Au Mali, la FAO travaille avec le Ministère du développement rural et le Programme alimentaire mondial en vue d’évaluer les incidences du conflit en cours sur le secteur agricole du pays. L’objectif du projet est de s’appuyer sur les données et outils WaPOR pour trouver une solution permettant de procéder systématiquement à ces évaluations, en particulier dans les régions où il serait dangereux d’assurer un suivi local.

Dans un contexte où règne déjà une insécurité persistante, la pénurie d’eau entraîne une concurrence croissante entre les usagers locaux. Les étangs, les rivières et les puits s’assèchent en raison de la sécheresse et de la désertification.

Le partenariat Water, Peace and Security (WPS) utilise les données WaPOR dans son outil d’alerte rapide mondiale afin d’établir des prévisions de conflit d’après les facteurs liés à l’eau, à l’agriculture et aux tensions sous-jacentes.

À Djenné (Mali), le partenariat WPS fait fond sur les données pour mettre en œuvre des mesures de règlement des conflits, comme des dialogues communautaires dans les régions où l’eau fait généralement l’objet d’une concurrence.

En exploitant des outils comme WaPOR, on peut connaître l’état des ressource en eau, ce qui aide ensuite à planifier des interventions pour réduire les risques de conflit. © FAO/Ishara Kodikara

4. Sri Lanka

Le projet «Mieux connaître l’eau» (KnoWat – Knowing water better), mené par la FAO à Sri Lanka, a permis de clarifier des questions liées au régime foncier de l’eau, questions qui peuvent aussi être source de conflit. Les données WaPOR ont contribué à la comptabilisation des ressources en eau, ce qui permet de cartographier l’accès et le droit à l’eau et les relations en rapport avec cette ressource. Il s’agit de la première étape pour comprendre la répartition de l’eau et connaître les usagers de l’eau. La répartition équitable des ressources en eau exige de savoir qui a accès à l’eau, mais aussi en quelle quantité celle-ci est disponible et quel volume les différentes parties intéressées utilisent.

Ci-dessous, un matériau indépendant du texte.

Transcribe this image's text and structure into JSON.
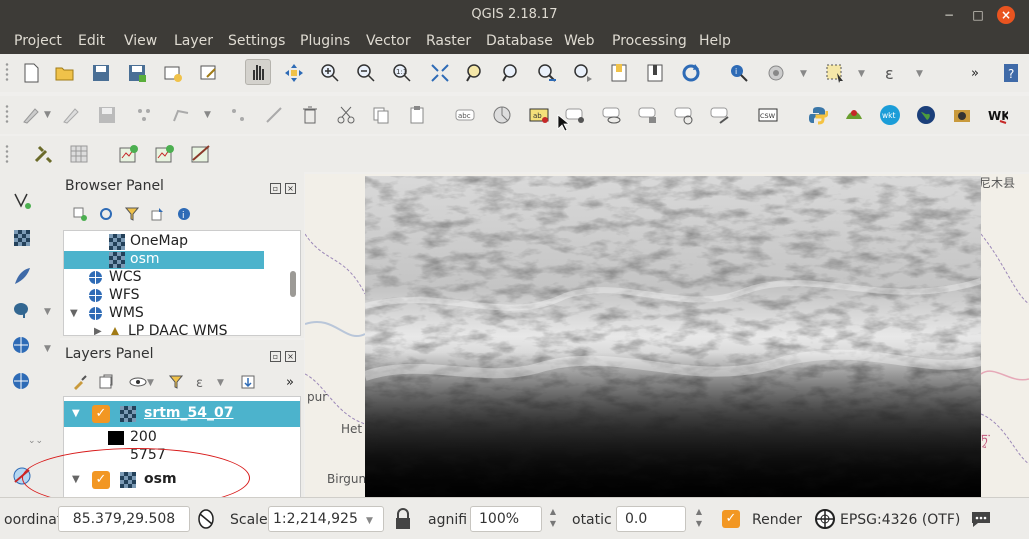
{
  "window": {
    "title": "QGIS 2.18.17",
    "minimize_glyph": "−",
    "maximize_glyph": "□",
    "close_glyph": "×"
  },
  "menu": [
    "Project",
    "Edit",
    "View",
    "Layer",
    "Settings",
    "Plugins",
    "Vector",
    "Raster",
    "Database",
    "Web",
    "Processing",
    "Help"
  ],
  "toolbar_overflow": "»",
  "toolbar_labels": {
    "abc": "abc",
    "ab": "ab",
    "csw": "CSW",
    "wkt": "wkt",
    "wkt2": "WKT"
  },
  "browser_panel": {
    "title": "Browser Panel",
    "items": [
      {
        "label": "OneMap",
        "icon": "raster-icon"
      },
      {
        "label": "osm",
        "icon": "raster-icon",
        "selected": true
      },
      {
        "label": "WCS",
        "icon": "globe-icon"
      },
      {
        "label": "WFS",
        "icon": "globe-icon"
      },
      {
        "label": "WMS",
        "icon": "globe-icon",
        "expanded": true
      },
      {
        "label": "LP DAAC WMS",
        "icon": "wms-server-icon"
      }
    ]
  },
  "layers_panel": {
    "title": "Layers Panel",
    "overflow": "»",
    "layers": [
      {
        "name": "srtm_54_07",
        "checked": true,
        "selected": true,
        "legend": [
          "200",
          "5757"
        ]
      },
      {
        "name": "osm",
        "checked": true,
        "selected": false
      }
    ]
  },
  "map": {
    "labels": [
      "尼木县",
      "pur",
      "Het",
      "Birgun"
    ]
  },
  "statusbar": {
    "coordinate_label": "oordinat",
    "coordinate_value": "85.379,29.508",
    "scale_label": "Scale",
    "scale_value": "1:2,214,925",
    "magnifier_label": "agnifi",
    "magnifier_value": "100%",
    "rotation_label": "otatic",
    "rotation_value": "0.0",
    "render_label": "Render",
    "render_checked": true,
    "crs": "EPSG:4326 (OTF)"
  },
  "colors": {
    "titlebar": "#3d3b37",
    "selection": "#4cb3cc",
    "checkbox": "#f29723",
    "close": "#e95420",
    "annotation": "#d81b1b"
  }
}
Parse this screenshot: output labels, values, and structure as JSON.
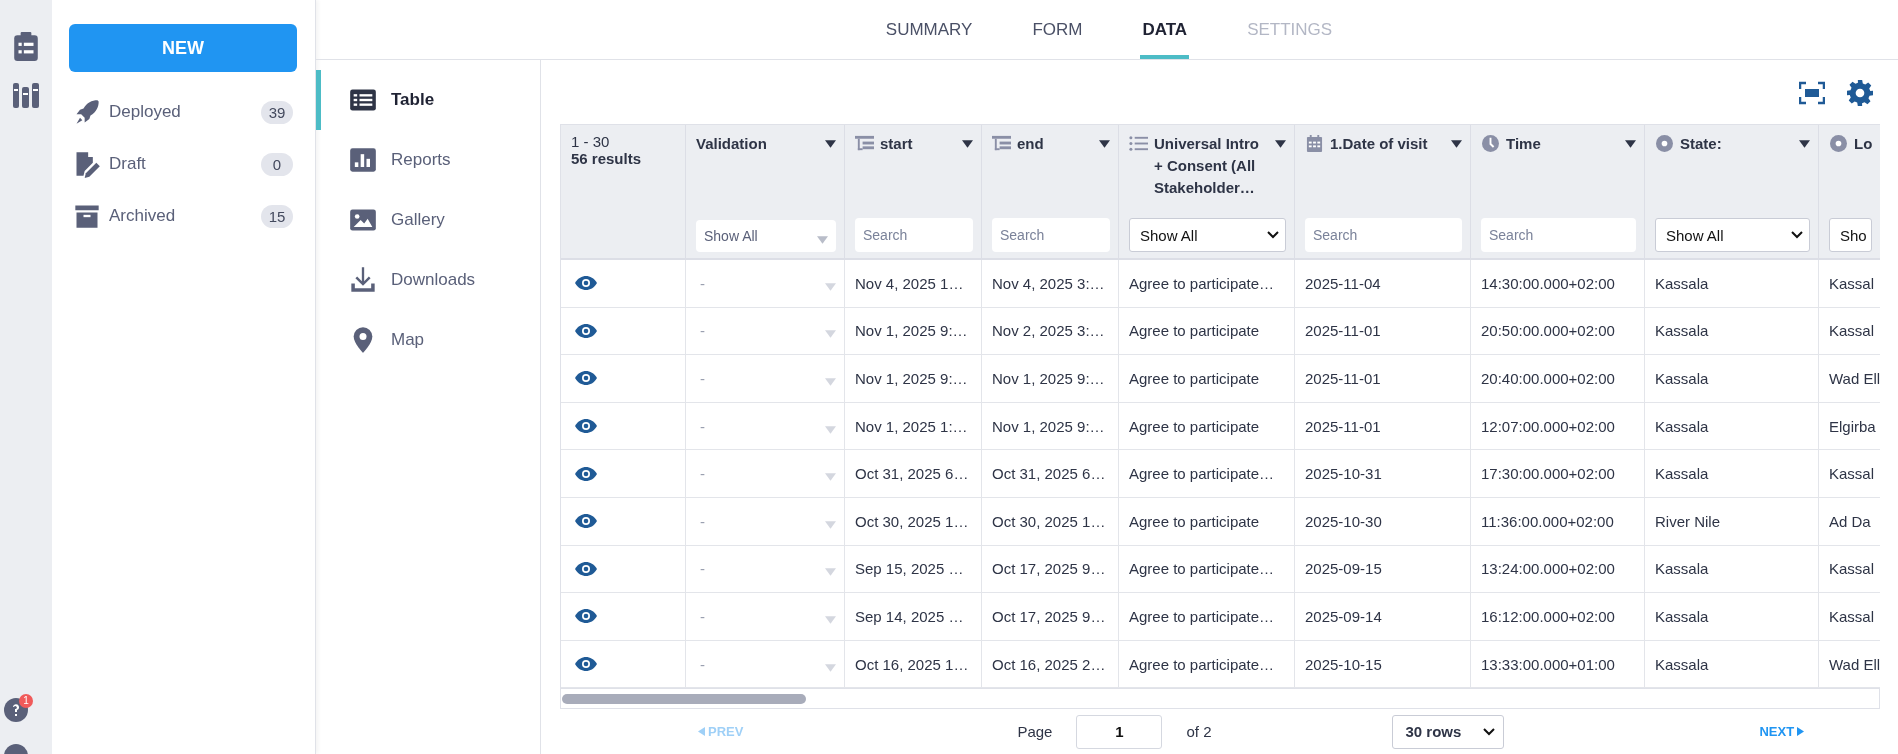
{
  "rail": {
    "help_badge": "1"
  },
  "sidebar": {
    "new_button": "NEW",
    "items": [
      {
        "kind": "deployed",
        "label": "Deployed",
        "count": "39"
      },
      {
        "kind": "draft",
        "label": "Draft",
        "count": "0"
      },
      {
        "kind": "archived",
        "label": "Archived",
        "count": "15"
      }
    ]
  },
  "tabs": [
    {
      "label": "SUMMARY",
      "selected": false,
      "disabled": false
    },
    {
      "label": "FORM",
      "selected": false,
      "disabled": false
    },
    {
      "label": "DATA",
      "selected": true,
      "disabled": false
    },
    {
      "label": "SETTINGS",
      "selected": false,
      "disabled": true
    }
  ],
  "subnav": [
    {
      "kind": "table",
      "label": "Table",
      "selected": true
    },
    {
      "kind": "reports",
      "label": "Reports",
      "selected": false
    },
    {
      "kind": "gallery",
      "label": "Gallery",
      "selected": false
    },
    {
      "kind": "downloads",
      "label": "Downloads",
      "selected": false
    },
    {
      "kind": "map",
      "label": "Map",
      "selected": false
    }
  ],
  "table": {
    "range": "1 - 30",
    "results": "56 results",
    "columns": [
      {
        "kind": "validation",
        "label": "Validation",
        "filter": {
          "kind": "dropdown",
          "value": "Show All"
        }
      },
      {
        "kind": "text",
        "label": "start",
        "filter": {
          "kind": "search",
          "placeholder": "Search"
        }
      },
      {
        "kind": "text",
        "label": "end",
        "filter": {
          "kind": "search",
          "placeholder": "Search"
        }
      },
      {
        "kind": "list",
        "label": "Universal Intro + Consent (All Stakeholder…",
        "filter": {
          "kind": "select",
          "value": "Show All"
        }
      },
      {
        "kind": "date",
        "label": "1.Date of visit",
        "filter": {
          "kind": "search",
          "placeholder": "Search"
        }
      },
      {
        "kind": "time",
        "label": "Time",
        "filter": {
          "kind": "search",
          "placeholder": "Search"
        }
      },
      {
        "kind": "radio",
        "label": "State:",
        "filter": {
          "kind": "select",
          "value": "Show All"
        }
      },
      {
        "kind": "radio",
        "label": "Lo",
        "filter": {
          "kind": "select",
          "value": "Sho"
        }
      }
    ],
    "rows": [
      {
        "cells": [
          "-",
          "Nov 4, 2025 1…",
          "Nov 4, 2025 3:…",
          "Agree to participate…",
          "2025-11-04",
          "14:30:00.000+02:00",
          "Kassala",
          "Kassal"
        ]
      },
      {
        "cells": [
          "-",
          "Nov 1, 2025 9:…",
          "Nov 2, 2025 3:…",
          "Agree to participate",
          "2025-11-01",
          "20:50:00.000+02:00",
          "Kassala",
          "Kassal"
        ]
      },
      {
        "cells": [
          "-",
          "Nov 1, 2025 9:…",
          "Nov 1, 2025 9:…",
          "Agree to participate",
          "2025-11-01",
          "20:40:00.000+02:00",
          "Kassala",
          "Wad Ell"
        ]
      },
      {
        "cells": [
          "-",
          "Nov 1, 2025 1:…",
          "Nov 1, 2025 9:…",
          "Agree to participate",
          "2025-11-01",
          "12:07:00.000+02:00",
          "Kassala",
          "Elgirba"
        ]
      },
      {
        "cells": [
          "-",
          "Oct 31, 2025 6…",
          "Oct 31, 2025 6…",
          "Agree to participate…",
          "2025-10-31",
          "17:30:00.000+02:00",
          "Kassala",
          "Kassal"
        ]
      },
      {
        "cells": [
          "-",
          "Oct 30, 2025 1…",
          "Oct 30, 2025 1…",
          "Agree to participate",
          "2025-10-30",
          "11:36:00.000+02:00",
          "River Nile",
          "Ad Da"
        ]
      },
      {
        "cells": [
          "-",
          "Sep 15, 2025 …",
          "Oct 17, 2025 9…",
          "Agree to participate…",
          "2025-09-15",
          "13:24:00.000+02:00",
          "Kassala",
          "Kassal"
        ]
      },
      {
        "cells": [
          "-",
          "Sep 14, 2025 …",
          "Oct 17, 2025 9…",
          "Agree to participate…",
          "2025-09-14",
          "16:12:00.000+02:00",
          "Kassala",
          "Kassal"
        ]
      },
      {
        "cells": [
          "-",
          "Oct 16, 2025 1…",
          "Oct 16, 2025 2…",
          "Agree to participate…",
          "2025-10-15",
          "13:33:00.000+01:00",
          "Kassala",
          "Wad Ell"
        ]
      }
    ]
  },
  "pagination": {
    "prev": {
      "label": "PREV",
      "disabled": true
    },
    "page_label": "Page",
    "page": "1",
    "of": "of 2",
    "rows": "30 rows",
    "next": {
      "label": "NEXT",
      "disabled": false
    }
  }
}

Le bassin du fleuve Malwathu Oya à Sri Lanka connaît successivement des inondations et des pénuries d’eau, un phénomène aggravé par le changement climatique et par la mauvaise gestion de l’eau, notamment l’irrigation excessive des cultures. Les données WaPOR ont aidé les responsables de l’irrigation dans le bassin fluvial à évaluer la campagne agricole et à prévoir la prochaine, en collaboration avec les agriculteurs locaux. En ayant la possibilité de surveiller la productivité de l’eau, les agents de vulgarisation peuvent donner des conseils aux agriculteurs quant aux dangers d’un arrosage excessif, que ce soit pour les ressources du bassin ou pour la productivité des exploitations.

De meilleures pratiques d’irrigation et un processus participatif ont accru la quantité d’eau disponible pour tous ainsi qu’amélioré les rendements, ce qui a réduit les facteurs de stress et la concurrence dans le domaine de l’eau.

Les données sont le point de départ de toute action. En exploitant des outils comme WaPOR, on peut connaître l’état des ressource en eau, ce qui aide ensuite à planifier des interventions et à prendre des décisions éclairées pour réduire les risques de conflit et contribuer à faire régner la paix.